Does the star move?

"moving away from us" is sort of misleading, it's more just a case of us and whatever object moving away from one another, because we don't know which one is doing the moving.
It doesn't matter which is moving. Only that the distance beween the two is increasing.

We are not motionless in space. The Sun revolves around the center of the Miky Way once every 250 million years and drags the rest of our Solar System with it.

The Milky Way, the rest of the Local Group, and all other galaxies that are part of the Hubble Flow are moving towards the Great Attractor, 47-79 Mega parsecs (150-250 Million Light-years) from the Milky Way, in the direction of the Hydra and Centaurus constellations. Variations in the redshifts of the galaxies in the Hubble Flow are sufficient to reveal the existence of the anomaly we call the Great Attractor. The first indications of the G. A. came in 1973, it's not a new discovery.

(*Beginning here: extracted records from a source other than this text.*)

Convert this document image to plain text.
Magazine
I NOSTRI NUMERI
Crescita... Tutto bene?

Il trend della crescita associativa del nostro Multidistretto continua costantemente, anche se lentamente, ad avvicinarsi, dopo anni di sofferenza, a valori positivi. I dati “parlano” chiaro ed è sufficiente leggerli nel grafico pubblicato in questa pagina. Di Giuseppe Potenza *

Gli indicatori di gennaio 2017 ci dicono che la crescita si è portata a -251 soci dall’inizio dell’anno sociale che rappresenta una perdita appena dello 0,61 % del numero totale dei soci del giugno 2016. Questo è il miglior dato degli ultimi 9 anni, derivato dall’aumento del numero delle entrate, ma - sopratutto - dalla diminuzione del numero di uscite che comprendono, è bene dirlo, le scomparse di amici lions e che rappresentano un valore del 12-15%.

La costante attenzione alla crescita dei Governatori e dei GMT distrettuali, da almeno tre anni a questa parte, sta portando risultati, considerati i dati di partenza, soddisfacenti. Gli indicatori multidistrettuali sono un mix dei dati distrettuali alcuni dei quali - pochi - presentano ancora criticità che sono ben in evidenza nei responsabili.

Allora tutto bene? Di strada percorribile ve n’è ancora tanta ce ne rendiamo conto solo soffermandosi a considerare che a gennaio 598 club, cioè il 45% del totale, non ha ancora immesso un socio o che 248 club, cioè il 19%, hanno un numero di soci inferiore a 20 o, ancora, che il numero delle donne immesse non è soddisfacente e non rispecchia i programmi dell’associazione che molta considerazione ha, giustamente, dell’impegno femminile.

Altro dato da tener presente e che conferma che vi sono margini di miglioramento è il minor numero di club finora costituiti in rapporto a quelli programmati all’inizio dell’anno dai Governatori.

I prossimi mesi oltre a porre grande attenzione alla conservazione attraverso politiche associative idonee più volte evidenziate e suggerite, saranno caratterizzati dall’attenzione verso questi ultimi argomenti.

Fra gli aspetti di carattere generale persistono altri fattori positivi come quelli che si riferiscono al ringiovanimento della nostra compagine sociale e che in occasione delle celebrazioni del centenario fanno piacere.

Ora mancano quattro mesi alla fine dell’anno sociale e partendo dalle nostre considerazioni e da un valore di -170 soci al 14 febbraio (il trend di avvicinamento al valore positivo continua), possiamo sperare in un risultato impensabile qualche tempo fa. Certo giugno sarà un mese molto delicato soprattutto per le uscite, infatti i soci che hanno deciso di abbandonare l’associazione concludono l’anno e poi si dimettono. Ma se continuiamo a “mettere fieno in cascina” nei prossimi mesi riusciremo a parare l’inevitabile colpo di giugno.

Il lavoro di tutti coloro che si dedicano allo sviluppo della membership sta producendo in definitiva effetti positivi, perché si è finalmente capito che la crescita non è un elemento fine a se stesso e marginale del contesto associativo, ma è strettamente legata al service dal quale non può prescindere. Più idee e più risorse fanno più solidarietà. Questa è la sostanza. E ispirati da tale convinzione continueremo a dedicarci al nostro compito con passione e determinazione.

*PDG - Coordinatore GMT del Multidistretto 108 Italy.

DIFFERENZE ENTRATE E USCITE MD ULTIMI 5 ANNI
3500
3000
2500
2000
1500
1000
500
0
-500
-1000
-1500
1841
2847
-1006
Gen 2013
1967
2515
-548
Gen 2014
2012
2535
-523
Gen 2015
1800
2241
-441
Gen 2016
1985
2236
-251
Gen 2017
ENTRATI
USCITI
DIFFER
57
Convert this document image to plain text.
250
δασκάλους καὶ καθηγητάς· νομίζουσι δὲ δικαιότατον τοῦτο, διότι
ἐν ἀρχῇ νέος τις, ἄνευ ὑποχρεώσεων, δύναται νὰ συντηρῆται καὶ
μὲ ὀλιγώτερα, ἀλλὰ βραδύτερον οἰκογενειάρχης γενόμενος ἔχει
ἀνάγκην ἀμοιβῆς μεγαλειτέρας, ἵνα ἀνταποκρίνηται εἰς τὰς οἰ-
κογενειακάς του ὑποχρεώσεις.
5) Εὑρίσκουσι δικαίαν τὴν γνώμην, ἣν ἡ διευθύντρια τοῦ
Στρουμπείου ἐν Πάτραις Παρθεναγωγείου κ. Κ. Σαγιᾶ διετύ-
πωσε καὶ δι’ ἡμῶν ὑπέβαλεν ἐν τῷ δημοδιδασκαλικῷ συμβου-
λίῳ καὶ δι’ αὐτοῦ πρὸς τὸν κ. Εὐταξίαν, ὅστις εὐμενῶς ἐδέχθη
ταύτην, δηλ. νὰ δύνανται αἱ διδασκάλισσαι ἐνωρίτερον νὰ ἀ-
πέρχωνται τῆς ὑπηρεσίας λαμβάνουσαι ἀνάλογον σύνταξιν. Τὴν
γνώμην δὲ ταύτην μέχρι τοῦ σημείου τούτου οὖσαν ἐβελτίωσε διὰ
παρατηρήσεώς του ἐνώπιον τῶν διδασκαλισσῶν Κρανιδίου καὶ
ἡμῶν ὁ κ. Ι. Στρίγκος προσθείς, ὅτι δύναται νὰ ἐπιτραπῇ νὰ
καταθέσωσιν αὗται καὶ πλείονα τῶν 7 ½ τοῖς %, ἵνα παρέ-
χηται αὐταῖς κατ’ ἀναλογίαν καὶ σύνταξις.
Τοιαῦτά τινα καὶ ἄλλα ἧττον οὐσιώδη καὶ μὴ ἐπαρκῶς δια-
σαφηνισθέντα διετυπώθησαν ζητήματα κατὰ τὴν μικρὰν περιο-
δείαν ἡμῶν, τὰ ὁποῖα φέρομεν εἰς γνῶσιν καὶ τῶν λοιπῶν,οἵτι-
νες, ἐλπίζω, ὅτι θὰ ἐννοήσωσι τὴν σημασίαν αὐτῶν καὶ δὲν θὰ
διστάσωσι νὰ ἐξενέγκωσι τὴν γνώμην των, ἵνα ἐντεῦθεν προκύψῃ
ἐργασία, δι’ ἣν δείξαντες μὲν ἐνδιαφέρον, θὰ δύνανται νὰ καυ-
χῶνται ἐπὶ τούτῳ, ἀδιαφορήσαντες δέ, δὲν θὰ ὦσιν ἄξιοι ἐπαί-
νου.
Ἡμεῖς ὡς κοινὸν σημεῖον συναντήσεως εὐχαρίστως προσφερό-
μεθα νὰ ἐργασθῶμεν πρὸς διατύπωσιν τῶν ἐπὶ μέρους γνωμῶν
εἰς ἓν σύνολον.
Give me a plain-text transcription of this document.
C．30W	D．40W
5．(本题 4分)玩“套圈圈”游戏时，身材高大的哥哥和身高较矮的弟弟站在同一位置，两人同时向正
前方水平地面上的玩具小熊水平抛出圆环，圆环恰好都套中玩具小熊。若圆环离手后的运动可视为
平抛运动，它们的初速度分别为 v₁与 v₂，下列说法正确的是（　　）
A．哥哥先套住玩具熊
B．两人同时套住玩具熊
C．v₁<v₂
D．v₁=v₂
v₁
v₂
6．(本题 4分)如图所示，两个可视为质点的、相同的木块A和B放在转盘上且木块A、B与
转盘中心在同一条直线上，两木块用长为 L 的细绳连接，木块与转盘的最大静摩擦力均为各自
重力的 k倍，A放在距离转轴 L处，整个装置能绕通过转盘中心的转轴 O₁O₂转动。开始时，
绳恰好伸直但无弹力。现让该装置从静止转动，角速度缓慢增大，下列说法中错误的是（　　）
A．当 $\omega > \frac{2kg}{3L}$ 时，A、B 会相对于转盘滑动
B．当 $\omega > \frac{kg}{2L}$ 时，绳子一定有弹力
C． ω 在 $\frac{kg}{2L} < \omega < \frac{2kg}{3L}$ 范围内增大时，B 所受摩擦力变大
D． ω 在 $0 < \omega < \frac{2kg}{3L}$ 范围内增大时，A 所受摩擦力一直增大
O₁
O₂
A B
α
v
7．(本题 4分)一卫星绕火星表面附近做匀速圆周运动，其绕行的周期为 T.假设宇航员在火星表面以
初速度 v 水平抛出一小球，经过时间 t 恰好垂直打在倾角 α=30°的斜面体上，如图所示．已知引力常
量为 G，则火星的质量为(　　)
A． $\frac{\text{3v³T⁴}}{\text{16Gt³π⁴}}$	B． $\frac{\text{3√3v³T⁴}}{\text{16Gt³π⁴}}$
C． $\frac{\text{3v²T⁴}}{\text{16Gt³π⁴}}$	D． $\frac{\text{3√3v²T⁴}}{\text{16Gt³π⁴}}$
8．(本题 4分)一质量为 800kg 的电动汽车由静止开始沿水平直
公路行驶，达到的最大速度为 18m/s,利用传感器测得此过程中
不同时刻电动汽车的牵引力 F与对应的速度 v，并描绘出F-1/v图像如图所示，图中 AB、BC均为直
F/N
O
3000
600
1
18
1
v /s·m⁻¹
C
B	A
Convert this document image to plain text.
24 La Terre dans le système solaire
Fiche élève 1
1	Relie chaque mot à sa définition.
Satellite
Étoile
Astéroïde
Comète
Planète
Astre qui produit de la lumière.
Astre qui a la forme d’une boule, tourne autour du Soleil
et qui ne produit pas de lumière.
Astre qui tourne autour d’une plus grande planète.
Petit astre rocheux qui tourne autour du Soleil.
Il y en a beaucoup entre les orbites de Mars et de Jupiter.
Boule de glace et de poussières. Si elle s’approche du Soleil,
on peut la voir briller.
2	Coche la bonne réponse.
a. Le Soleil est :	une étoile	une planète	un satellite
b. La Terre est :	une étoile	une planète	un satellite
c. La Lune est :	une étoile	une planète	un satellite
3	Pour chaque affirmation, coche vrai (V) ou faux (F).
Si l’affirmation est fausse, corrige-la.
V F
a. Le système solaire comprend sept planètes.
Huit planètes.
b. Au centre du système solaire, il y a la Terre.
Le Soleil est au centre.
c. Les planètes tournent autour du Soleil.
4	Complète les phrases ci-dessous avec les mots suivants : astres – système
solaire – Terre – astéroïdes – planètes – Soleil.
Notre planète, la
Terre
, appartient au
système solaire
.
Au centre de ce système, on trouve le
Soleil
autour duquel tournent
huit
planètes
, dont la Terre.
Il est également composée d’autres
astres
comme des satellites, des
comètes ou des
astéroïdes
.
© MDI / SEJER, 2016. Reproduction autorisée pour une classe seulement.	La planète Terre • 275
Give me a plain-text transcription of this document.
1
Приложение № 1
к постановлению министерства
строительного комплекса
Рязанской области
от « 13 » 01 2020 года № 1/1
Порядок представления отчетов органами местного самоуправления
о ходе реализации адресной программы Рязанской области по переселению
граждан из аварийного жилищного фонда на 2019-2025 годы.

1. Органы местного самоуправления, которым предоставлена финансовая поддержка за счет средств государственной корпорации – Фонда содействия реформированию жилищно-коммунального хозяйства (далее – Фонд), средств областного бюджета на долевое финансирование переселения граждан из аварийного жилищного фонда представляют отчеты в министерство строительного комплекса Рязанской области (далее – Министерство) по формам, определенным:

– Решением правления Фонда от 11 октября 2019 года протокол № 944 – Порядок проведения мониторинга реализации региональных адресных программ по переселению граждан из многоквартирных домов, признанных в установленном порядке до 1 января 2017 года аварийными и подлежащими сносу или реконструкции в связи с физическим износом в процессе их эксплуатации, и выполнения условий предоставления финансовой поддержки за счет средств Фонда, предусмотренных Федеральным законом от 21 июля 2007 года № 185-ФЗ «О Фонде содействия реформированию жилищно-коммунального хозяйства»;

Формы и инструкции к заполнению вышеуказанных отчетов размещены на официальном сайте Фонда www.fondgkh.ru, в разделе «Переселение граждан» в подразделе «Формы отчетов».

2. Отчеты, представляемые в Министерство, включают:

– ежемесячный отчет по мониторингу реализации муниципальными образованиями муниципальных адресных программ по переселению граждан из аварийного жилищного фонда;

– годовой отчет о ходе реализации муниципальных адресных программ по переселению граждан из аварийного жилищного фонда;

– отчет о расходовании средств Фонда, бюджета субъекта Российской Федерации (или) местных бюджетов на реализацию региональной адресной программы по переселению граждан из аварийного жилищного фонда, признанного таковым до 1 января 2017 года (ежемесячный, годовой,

The parsec is a unit of linear measure equal to the length of the adjacent side of an imaginary right triangle in space. The two dimensions that form this triangle are the paralax angle (defined as 1 arcsecond) and the opposite side (which is defined as 1 astronomical unit (AU)) the distance from the Earth to the Sun. So a parsec is approximately 3.26 light years.
 
Holy crap. This thread sure turned into a giant pissing contest of everyone trying to sounds smarter than everyone else. Well done, guys.